NASA comes one step closer to Artemis I launch

The most ambitious mission that NASA has undertaken in decades is Artemis I. NASA confirmed this week that the Orion capsule that one day all astronauts to the moon and perhaps beyond was lifted and placed atop its massive SLS rocket in preparation for launch. The capsule was lifted into the air to attach to the top of the rocket within the Vehicle Assembly Building.

Currently, work is underway to secure the spacecraft to the rocket. NASA has given no indication of when the Orion capsule will be completely integrated with the SLS rocket. However, we do know that the SLS launch won't happen this year.

NASA administrator Bob Cabana has previously stated that the SLS launch is not likely to happen until early next year. Cabana made that statement in late September during the Maryland Space Business Roundtable. During that event, they talked about the SLS launch, stating that while it was hoped Artemis I might launch before the end of 2021, that was unlikely to happen.

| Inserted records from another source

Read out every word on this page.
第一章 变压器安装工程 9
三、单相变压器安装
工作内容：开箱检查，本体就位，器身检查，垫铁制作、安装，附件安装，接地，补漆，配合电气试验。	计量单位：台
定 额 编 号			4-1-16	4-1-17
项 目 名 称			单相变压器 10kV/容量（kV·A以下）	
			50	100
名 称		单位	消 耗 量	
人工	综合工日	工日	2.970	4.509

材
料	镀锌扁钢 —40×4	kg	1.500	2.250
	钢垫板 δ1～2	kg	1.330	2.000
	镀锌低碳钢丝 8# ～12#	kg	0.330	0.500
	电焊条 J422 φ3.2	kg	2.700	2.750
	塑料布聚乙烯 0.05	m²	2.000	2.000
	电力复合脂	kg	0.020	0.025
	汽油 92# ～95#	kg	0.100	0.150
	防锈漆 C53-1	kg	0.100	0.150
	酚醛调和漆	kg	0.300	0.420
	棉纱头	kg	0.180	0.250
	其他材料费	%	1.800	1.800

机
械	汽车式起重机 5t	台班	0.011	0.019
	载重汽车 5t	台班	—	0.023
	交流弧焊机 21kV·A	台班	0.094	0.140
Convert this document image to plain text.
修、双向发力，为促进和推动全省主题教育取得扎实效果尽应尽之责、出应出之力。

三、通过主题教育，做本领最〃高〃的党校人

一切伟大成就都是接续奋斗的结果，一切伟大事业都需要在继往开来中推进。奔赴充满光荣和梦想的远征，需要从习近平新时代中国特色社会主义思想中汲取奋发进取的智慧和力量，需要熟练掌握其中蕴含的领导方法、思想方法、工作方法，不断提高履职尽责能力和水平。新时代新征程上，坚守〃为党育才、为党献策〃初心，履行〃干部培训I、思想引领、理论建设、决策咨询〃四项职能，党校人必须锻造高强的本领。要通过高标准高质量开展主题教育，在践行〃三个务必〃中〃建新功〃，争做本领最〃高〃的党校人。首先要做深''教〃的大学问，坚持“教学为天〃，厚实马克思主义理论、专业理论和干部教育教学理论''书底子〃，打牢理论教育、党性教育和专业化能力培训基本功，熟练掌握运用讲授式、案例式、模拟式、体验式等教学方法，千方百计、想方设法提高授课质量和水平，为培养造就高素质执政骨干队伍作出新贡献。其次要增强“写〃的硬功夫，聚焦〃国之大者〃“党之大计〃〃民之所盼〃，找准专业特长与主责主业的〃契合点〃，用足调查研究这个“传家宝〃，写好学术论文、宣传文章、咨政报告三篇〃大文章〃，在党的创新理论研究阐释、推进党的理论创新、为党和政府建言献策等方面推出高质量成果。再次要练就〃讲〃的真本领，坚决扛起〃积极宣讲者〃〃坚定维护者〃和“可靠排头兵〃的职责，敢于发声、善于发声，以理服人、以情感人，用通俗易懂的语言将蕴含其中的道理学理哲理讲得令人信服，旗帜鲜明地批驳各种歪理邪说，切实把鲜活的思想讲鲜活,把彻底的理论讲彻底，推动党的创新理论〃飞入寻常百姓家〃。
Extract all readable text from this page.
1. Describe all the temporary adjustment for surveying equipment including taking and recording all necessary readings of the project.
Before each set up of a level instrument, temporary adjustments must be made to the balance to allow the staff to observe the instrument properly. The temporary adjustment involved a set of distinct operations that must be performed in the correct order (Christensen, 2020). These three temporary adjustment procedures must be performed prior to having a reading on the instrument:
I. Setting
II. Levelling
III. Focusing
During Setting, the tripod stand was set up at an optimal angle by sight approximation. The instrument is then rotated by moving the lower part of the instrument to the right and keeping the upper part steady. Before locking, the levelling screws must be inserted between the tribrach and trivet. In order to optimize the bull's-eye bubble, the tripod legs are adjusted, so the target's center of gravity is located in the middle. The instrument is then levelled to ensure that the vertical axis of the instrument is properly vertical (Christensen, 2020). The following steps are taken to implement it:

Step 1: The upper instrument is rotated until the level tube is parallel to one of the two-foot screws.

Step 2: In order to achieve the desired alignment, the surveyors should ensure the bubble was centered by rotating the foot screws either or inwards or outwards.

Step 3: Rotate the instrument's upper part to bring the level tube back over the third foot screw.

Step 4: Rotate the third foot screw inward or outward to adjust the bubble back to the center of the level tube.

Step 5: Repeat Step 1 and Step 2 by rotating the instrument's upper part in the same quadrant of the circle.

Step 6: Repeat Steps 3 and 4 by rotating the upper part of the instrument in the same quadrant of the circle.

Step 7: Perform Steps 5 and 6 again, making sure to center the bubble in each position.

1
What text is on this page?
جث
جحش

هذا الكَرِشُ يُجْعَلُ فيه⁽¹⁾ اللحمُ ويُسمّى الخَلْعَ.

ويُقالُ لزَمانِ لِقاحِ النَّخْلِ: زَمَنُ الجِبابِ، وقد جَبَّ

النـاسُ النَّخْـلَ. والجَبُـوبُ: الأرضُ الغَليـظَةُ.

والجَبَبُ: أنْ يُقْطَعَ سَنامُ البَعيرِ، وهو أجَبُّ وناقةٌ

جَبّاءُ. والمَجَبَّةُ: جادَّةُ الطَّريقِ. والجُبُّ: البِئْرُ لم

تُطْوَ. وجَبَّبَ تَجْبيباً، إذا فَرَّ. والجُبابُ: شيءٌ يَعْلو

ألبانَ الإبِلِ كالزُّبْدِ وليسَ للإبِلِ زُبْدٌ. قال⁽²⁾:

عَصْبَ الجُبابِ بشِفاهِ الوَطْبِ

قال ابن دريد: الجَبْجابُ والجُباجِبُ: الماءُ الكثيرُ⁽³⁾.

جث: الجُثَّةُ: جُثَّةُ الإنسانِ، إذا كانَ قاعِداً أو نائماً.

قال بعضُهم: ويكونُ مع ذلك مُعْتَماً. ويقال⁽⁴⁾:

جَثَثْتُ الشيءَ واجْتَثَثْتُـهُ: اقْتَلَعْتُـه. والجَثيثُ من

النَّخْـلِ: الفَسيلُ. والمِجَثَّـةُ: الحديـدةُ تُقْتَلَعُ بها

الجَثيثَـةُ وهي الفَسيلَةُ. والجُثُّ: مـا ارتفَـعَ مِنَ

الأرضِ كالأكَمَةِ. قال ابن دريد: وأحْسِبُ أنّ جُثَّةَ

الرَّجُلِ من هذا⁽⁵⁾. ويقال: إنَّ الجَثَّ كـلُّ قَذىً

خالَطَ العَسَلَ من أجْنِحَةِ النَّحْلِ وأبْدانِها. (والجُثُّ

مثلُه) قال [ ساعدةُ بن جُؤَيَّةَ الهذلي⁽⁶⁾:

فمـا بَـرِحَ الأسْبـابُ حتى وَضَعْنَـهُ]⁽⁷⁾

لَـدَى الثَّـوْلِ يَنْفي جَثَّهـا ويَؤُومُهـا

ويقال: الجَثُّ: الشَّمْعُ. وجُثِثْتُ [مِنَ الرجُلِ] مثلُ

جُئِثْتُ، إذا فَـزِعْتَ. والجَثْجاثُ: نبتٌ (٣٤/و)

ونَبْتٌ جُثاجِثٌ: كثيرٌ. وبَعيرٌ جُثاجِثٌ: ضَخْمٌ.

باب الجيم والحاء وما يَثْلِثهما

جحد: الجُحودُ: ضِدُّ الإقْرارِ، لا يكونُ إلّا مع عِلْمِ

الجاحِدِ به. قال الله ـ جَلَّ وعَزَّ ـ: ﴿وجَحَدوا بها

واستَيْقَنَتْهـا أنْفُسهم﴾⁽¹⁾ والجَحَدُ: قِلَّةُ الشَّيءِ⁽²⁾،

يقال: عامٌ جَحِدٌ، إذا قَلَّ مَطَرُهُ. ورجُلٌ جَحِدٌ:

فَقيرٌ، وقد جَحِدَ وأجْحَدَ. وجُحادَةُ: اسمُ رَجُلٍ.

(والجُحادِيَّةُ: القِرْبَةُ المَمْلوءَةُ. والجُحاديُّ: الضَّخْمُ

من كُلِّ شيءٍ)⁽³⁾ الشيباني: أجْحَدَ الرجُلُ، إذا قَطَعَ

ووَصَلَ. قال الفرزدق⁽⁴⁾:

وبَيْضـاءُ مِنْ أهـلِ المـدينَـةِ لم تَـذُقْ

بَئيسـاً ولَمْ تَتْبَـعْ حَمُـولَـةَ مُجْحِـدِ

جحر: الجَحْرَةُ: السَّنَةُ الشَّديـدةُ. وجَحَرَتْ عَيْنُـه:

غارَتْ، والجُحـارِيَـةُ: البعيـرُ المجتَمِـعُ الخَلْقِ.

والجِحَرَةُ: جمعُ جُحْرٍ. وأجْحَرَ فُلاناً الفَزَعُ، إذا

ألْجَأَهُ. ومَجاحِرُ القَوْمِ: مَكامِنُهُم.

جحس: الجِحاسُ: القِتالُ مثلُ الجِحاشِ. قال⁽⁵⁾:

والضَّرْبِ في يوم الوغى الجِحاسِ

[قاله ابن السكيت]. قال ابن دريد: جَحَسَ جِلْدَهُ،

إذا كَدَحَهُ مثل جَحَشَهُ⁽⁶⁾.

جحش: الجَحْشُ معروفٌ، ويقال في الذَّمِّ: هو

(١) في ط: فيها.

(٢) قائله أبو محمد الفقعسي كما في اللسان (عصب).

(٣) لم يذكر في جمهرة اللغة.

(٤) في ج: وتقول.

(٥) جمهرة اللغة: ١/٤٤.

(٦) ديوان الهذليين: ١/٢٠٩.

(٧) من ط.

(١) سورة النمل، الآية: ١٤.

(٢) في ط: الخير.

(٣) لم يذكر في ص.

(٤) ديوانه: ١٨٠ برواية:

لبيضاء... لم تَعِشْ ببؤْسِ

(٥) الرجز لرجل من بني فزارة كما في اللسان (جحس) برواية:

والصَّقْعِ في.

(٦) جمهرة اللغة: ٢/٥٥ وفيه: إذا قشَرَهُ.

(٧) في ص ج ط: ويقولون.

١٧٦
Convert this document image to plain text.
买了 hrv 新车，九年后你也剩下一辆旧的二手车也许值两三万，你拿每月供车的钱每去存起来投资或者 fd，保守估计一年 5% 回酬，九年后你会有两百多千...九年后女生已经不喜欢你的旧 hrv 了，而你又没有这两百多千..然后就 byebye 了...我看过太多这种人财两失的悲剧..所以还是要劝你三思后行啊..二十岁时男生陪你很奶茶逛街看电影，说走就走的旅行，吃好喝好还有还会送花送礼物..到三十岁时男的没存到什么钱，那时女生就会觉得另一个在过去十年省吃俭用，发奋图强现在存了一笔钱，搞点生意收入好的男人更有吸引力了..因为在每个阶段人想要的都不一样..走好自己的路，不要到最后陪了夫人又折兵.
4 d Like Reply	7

However, he did say that the next major milestone for the mission was to attach the Orion spacecraft in the Vehicle Assembly Building at Kennedy Space Center. At the time, Cabana said the attachment was scheduled to happen on October 13. After the capsule is attached to the top of the rocket, it will be moved to Launch Complex 39B for its wet dress rehearsal.

During that dress rehearsal, the rocket will be filled with liquid oxygen and liquid hydrogen propellants. During the dress rehearsal, mission controllers will begin the launch countdown, but the countdown will cease before the engines would ignite during the actual launch. After the test, SLS and Orion will be returned to the Vehicle Assembly Building to complete any remaining work before the actual launch, presumably sometime next year.